Huntington Beach

Nestlings Released to New Home in OC

Neighborhood residents and environmentalists were outraged when the decades-old Ficus tree, which was on private property, was torn down.

Several baby birds that were rescued from a demolished tree they were living in are expected to be released Wednesday in a Newport Beach park, just one block from where their home was destroyed.

Ten nestlings were moved by residents from an area where a Ficus tree that housed dozens of other birds was taken down, six of those nestlings survived the ordeal. Two snowy egrets and three black-crowned night herons, both legally protected birds, will be released at the "L" Street Park," just a block away from where the Ficus tree was bulldozed down in late May.

Neighborhood residents and environmentalists were outraged when the decades-old Ficus tree, which was on private property, was torn down, even though it housed the protected birds. Shelley Ervin of the Balboa Peninsula Point Association said the tree was removed to make room for a home that is being built on the property.

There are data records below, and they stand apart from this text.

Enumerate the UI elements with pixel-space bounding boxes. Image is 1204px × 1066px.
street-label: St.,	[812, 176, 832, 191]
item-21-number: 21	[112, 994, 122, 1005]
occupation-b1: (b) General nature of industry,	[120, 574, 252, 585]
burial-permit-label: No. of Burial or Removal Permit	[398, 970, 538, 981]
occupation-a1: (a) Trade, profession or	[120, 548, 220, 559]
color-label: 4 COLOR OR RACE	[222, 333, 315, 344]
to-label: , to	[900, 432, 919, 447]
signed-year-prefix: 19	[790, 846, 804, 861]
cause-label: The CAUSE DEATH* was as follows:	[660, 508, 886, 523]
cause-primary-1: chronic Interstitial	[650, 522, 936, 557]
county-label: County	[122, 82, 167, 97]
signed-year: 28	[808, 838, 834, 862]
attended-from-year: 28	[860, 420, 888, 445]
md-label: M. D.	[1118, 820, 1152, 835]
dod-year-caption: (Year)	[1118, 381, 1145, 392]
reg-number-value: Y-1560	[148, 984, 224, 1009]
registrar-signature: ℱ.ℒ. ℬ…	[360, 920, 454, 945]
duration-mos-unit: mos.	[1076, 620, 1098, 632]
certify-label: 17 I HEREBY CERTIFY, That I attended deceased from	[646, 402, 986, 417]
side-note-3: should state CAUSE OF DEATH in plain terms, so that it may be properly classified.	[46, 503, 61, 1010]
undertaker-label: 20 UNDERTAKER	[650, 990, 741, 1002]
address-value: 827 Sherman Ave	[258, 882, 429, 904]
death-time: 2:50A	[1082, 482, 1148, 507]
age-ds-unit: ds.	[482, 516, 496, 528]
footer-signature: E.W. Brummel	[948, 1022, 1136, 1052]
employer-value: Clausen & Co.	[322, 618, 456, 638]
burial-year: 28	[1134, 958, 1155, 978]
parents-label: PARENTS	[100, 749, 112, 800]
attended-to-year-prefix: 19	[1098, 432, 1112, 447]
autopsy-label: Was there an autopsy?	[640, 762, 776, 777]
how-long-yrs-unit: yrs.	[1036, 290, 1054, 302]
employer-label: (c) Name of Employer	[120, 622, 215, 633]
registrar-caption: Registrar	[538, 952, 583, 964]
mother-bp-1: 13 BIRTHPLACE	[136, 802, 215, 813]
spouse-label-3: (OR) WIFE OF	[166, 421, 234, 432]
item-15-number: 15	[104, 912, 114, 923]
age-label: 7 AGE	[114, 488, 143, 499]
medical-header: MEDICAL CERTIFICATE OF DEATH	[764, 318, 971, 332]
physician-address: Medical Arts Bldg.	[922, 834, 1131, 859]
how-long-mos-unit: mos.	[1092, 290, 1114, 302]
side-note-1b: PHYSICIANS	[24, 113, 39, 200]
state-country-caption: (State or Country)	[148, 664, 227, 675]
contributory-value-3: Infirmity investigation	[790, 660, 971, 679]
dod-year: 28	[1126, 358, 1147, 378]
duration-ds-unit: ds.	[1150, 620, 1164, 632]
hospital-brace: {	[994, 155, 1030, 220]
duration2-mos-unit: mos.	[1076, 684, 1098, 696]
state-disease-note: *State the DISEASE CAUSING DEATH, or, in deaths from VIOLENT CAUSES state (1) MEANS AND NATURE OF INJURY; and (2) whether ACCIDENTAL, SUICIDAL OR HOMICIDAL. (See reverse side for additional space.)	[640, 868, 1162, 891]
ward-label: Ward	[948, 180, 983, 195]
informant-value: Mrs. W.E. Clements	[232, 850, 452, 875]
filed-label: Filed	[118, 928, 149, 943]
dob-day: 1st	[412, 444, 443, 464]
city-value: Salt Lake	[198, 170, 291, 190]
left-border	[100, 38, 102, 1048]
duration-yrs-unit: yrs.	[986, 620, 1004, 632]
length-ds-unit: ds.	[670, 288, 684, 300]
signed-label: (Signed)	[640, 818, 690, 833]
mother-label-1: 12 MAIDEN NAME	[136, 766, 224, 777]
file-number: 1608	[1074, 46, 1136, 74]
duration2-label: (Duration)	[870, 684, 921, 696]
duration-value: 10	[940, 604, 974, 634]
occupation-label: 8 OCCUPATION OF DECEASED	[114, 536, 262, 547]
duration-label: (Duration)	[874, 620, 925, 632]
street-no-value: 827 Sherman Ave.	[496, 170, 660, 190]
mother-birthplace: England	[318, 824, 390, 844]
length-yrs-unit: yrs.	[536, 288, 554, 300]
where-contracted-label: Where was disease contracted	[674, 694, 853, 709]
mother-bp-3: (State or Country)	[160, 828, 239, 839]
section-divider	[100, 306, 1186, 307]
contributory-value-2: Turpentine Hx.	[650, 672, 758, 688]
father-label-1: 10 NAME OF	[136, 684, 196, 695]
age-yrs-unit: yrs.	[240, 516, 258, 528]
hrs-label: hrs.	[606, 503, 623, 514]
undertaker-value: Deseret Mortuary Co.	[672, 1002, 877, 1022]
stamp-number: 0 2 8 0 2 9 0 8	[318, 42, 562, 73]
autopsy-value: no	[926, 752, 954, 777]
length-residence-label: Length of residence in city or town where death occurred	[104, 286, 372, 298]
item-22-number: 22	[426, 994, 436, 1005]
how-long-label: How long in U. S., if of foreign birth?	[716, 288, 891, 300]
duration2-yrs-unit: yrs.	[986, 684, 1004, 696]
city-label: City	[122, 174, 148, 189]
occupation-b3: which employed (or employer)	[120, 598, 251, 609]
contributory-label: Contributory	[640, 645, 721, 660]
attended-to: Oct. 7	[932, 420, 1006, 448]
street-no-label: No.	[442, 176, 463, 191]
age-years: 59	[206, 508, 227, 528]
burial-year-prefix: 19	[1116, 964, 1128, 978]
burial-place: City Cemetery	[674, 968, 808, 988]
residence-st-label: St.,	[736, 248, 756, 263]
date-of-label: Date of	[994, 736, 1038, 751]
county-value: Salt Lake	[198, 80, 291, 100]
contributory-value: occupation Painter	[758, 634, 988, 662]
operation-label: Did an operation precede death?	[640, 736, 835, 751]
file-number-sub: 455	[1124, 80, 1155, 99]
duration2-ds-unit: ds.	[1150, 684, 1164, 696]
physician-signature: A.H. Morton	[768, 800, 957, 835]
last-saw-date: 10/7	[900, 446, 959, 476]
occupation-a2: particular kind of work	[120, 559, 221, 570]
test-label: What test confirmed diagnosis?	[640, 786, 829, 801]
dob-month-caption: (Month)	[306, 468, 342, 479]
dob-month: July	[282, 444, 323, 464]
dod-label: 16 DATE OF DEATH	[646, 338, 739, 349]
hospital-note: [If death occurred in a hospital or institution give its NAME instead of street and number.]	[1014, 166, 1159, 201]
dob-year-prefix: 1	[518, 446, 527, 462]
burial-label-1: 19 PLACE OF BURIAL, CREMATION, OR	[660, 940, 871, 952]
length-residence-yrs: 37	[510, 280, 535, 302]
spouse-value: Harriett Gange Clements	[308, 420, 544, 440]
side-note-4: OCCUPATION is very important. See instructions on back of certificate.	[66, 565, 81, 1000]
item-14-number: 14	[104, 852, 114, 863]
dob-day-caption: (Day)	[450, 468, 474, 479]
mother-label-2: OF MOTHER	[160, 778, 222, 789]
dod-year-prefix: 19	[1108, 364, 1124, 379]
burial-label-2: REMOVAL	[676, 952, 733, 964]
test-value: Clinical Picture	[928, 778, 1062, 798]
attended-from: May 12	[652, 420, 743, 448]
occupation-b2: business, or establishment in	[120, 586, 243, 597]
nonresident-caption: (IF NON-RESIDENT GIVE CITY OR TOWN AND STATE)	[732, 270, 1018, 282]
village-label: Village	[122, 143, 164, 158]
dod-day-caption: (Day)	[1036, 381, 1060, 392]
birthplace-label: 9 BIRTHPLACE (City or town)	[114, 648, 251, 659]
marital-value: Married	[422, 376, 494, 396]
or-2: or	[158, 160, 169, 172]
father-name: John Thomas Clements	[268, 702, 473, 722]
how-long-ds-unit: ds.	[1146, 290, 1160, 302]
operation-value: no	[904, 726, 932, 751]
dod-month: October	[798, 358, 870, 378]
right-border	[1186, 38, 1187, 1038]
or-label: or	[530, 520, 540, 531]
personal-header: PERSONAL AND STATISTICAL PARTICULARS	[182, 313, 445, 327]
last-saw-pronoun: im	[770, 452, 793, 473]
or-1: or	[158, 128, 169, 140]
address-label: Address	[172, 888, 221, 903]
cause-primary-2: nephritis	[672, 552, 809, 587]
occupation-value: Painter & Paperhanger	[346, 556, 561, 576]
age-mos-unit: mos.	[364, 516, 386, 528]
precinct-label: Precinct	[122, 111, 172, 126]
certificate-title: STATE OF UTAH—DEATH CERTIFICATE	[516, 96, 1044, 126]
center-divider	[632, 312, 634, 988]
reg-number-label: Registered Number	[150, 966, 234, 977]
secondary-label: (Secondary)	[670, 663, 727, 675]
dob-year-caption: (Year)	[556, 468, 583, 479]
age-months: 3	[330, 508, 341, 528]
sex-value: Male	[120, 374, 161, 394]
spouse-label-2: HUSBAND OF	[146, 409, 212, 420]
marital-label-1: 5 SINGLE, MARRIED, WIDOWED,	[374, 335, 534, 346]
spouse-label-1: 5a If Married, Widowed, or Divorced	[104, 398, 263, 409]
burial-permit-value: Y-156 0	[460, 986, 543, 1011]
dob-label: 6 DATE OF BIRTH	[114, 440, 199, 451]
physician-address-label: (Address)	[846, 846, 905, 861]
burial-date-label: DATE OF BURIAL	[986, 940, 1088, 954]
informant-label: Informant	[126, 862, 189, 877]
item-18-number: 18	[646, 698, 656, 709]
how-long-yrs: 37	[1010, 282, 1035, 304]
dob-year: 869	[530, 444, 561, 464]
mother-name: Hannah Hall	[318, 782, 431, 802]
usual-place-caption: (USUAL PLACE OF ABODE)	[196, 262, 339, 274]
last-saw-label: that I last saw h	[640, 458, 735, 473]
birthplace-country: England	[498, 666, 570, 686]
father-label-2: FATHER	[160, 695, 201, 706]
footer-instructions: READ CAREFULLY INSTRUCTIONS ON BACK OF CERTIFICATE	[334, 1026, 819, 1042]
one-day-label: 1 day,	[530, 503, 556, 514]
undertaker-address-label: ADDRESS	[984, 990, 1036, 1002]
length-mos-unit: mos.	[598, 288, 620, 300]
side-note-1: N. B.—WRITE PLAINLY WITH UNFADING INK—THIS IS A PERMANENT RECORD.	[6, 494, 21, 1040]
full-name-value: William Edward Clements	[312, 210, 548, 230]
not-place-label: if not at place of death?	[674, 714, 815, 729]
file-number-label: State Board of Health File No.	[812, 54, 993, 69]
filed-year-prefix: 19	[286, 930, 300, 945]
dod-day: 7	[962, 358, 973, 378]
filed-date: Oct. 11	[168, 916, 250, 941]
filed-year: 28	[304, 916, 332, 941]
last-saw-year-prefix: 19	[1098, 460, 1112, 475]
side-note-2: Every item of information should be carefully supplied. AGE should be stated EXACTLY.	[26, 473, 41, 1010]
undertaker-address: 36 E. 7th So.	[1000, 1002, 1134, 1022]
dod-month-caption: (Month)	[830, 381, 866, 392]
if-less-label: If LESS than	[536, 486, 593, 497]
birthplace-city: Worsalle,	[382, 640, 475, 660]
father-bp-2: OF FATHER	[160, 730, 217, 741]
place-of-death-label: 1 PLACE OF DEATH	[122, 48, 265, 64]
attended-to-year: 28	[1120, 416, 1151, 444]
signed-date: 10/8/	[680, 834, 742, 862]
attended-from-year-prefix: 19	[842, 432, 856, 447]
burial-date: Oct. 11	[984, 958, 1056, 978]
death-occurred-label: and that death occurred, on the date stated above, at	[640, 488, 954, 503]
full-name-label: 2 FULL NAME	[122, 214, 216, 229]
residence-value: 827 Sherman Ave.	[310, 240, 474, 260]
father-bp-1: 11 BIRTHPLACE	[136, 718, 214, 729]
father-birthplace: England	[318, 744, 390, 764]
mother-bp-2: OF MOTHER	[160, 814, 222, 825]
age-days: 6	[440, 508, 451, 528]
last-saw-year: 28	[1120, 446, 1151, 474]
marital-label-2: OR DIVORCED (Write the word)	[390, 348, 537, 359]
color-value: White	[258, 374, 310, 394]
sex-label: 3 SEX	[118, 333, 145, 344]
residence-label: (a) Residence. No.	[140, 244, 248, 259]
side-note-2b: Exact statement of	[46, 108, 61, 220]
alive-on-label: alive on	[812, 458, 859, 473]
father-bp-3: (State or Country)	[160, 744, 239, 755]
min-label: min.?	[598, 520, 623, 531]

"It's such a great celebration of the lives that we saved, but of course we're all working very hard to make sure this case goes to court and gets litigated by the DA's office," said Ervin, who is also an organizer of the event.

Ervin said residents want to establish an ordinance similar to one Laguna Beach has, where heritage trees more than 50 years old are kept track of, even if they are on private property. She said she would like the ordinance to require an arborist to evaluate a tree before property owners trim, prune or remove the tree, so if the tree is home to animals, like the Ficus was, they would not be harmed.

"It was a totally preventable nature disaster," Ervin said.